Sometimes you can look up at your roof and wonder what the heck happened to it. You swear that when you first bought your house (or installed new tiles), it looked clean, neat, and fabulous. Now, though, it is covered in completely gross stuff.
What Is That Gross Stuff On Your Roof? And How Do You Get Rid Of It?
All those furry lumps and stains on your roof are actually moss and lichens. These plants once grew exclusively in damp forests. But they also have an uncanny ability to build a home for themselves on your roof tiles – and they look terrible. It’s like barnacles on the ship or something.
The reason they’re so successful is that practically nothing else can actually grow on your roof. They have the place to themselves and don’t have to compete with other plants – as they do in the forest.
The good news is that you don’t have to put up with these aberrations. There are ways to get rid of them, DIY-style.
Collect Your Materials
Unless you’re pressure washing, you’ll need to collect a bunch of cleaning materials to kill the plants and remove them.
Grab a bucket, water, and then choose your chemical of choice. You’ll want to use either chlorine or oxygen bleach. Both have slightly different effects. Owners of severely encrusted roofs may wish to use both.
Once you’ve filled your bucket with warm water and added the correct amount of bleach (usually a cup), wait a few minutes for it to dissolve properly. Contrary to popular opinion, this doesn’t happen instantly.
Once mixed, pour the mixture into your garden sprayer. (If you don’t have one, you can buy one extremely cheaply online).
Now climb your ladder and spray your roof, ensuring that you get full coverage of all surfaces on which plants are growing.
If using oxygen bleach, allow it to sit on the roof for about twenty minutes, giving it time to kill the plants. If it is a hot day, you’ll need to continually reapply the bleach to make sure that it remains wet for at least 20 minutes.

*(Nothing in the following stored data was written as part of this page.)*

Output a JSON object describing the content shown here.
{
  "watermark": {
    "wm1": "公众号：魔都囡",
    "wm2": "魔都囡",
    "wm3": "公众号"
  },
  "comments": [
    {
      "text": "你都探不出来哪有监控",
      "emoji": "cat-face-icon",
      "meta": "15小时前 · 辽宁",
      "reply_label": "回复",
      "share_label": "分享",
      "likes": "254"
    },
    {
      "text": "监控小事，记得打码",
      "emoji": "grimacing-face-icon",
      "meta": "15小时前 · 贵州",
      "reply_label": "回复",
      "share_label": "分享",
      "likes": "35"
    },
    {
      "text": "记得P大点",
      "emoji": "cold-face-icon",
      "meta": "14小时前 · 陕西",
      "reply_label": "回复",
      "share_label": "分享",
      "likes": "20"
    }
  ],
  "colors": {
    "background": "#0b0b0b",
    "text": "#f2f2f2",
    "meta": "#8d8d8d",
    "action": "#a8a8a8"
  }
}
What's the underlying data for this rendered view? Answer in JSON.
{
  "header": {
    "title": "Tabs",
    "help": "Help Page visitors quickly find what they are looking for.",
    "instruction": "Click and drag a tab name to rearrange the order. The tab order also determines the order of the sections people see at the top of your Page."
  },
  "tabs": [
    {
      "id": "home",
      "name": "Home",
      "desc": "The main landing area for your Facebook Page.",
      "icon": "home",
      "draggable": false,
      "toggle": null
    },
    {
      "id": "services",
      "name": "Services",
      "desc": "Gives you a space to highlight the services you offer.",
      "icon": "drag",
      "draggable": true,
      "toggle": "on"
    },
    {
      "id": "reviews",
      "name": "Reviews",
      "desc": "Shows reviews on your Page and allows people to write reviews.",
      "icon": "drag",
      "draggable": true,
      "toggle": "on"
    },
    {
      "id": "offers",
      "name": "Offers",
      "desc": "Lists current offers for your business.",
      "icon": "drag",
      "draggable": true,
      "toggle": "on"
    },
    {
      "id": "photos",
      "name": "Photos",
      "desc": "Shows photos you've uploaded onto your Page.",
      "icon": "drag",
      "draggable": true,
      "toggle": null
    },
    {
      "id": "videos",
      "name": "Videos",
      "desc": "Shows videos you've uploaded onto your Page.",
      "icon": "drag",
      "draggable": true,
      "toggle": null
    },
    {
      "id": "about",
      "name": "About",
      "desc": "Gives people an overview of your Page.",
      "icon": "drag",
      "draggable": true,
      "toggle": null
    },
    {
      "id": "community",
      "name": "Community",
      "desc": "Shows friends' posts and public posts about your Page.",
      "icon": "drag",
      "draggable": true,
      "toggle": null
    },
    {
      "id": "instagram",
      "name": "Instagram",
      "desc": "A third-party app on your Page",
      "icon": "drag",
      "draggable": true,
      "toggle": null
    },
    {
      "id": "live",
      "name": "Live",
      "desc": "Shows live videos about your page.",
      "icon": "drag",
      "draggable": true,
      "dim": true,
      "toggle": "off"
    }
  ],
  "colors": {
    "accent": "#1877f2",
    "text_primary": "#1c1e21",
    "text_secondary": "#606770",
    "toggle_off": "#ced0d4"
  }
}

If you’re using chlorine bleach, then just fifteen minutes will do. Please do not leave the bleach on the roof for any longer than this as it may start to discolor the tiles.
After the allotted time passes, grab a brush – preferably on the end of a pole – and start scrubbing the lichen and moss from the tiles. You should notice that the bleach and brushing combination helps lift the scum from the roofing material, making it look like it did when it was new.
Please note that you may have to repeat the above process several times during the renovation, especially if you have large, mature mosses growing on your tiles. If you’re not using a pressure washer, you’ll also have to put your back into it. Cleaning a roof at a distance is not an easy job. Don’t attempt to do it in the middle of a hot, sunny day. You’ll wind up overheating and possibly making yourself very ill.